Rookie of the Year – Cross Currency Swap Basis. Who knew that this little known domain of currency and bond geeks would emerge into the spotlight as the prerequisite for understanding 2017 capital market flows? In short, the pools of capital resident outside the US are finding their way into US assets, and are then hedged back to their home currency. The calculation on the cost of the currency hedge is based off of the differential in short term interest rates and helps to quantify the yield and/or return potential of the investment. For the bond market, shape of the yield curve in the US and the home market are important, for other asset classes, not so much. Anyway, when the cross currency swap improves, foreign flows accelerate into the US; when it declines, flows tail off. Fed normalization is going to make this a heck of a lot more fun in 2018!

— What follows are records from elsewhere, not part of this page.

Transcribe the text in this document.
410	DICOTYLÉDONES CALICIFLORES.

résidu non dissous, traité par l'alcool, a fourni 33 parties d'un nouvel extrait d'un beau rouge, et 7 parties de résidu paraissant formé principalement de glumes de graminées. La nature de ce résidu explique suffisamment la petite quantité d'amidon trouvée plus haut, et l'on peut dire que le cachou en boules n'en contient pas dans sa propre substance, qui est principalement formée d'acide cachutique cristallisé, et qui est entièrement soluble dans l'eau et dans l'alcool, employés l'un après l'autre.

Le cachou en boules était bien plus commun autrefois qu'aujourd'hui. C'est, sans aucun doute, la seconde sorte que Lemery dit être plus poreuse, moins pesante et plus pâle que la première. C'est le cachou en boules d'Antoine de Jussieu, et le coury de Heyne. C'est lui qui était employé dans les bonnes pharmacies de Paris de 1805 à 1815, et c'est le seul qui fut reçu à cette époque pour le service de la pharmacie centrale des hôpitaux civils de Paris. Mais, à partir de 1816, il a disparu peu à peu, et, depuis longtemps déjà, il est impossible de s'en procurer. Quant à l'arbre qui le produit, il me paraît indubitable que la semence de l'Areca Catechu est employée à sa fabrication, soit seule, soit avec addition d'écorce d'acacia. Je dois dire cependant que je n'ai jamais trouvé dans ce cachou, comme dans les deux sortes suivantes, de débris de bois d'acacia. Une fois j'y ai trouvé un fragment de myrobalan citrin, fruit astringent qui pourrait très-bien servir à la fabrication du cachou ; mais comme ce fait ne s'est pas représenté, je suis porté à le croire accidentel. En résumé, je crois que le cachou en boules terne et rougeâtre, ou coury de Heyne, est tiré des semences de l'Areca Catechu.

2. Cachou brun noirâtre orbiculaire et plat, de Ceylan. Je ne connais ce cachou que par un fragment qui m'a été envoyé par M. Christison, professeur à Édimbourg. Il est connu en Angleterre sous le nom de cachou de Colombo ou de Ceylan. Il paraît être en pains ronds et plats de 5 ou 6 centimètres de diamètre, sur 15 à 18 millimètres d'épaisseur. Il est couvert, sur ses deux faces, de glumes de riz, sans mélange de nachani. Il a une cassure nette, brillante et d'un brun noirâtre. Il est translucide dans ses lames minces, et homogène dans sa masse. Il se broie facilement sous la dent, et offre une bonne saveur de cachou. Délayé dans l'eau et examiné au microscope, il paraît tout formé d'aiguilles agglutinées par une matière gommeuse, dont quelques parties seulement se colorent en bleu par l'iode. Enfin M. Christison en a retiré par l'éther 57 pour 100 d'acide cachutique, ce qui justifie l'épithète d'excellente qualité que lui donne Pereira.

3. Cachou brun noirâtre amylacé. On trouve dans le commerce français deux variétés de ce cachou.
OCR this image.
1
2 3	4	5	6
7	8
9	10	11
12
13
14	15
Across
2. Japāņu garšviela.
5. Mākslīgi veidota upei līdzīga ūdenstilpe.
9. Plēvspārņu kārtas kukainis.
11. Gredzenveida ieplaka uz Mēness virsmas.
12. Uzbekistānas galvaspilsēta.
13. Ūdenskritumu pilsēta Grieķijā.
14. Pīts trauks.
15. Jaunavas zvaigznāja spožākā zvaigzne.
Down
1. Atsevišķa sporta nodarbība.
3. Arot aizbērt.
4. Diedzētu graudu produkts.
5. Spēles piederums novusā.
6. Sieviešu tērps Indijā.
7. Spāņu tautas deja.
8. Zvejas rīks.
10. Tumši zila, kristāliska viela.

Runners up – Corporate bonds and municipals. Just grinding appreciation all year…every back up was met with buying…BORING. Tax reform ought to impact these sectors next year as both the amount and type of issuance should change along with the base of potential buyers.
Most Valuable Player – QE. I really wanted ‘volatility’ (the absence of it) to be the MVP, but I just couldn’t do it. We knew that the vast pool of money printed via QE was sloshing around the markets and depressing volatility while inflating prices. There was no point fighting it, and we along with other investors made money by just going with it. Sure the macro economy was fine…sure corporate fundamentals were improving…sure central banks were being patient in withdrawing accommodation. But how to explain the rich valuations across markets? The benign backdrop simply created the cover for the vast pools of liquidity to flow into markets. This time next year it will be different. The global Central Banks’ aggregate balance sheet will shift from expansion to contraction. Then we will see if investors had been picking up nickels in front of a steamroller since Q1 2016!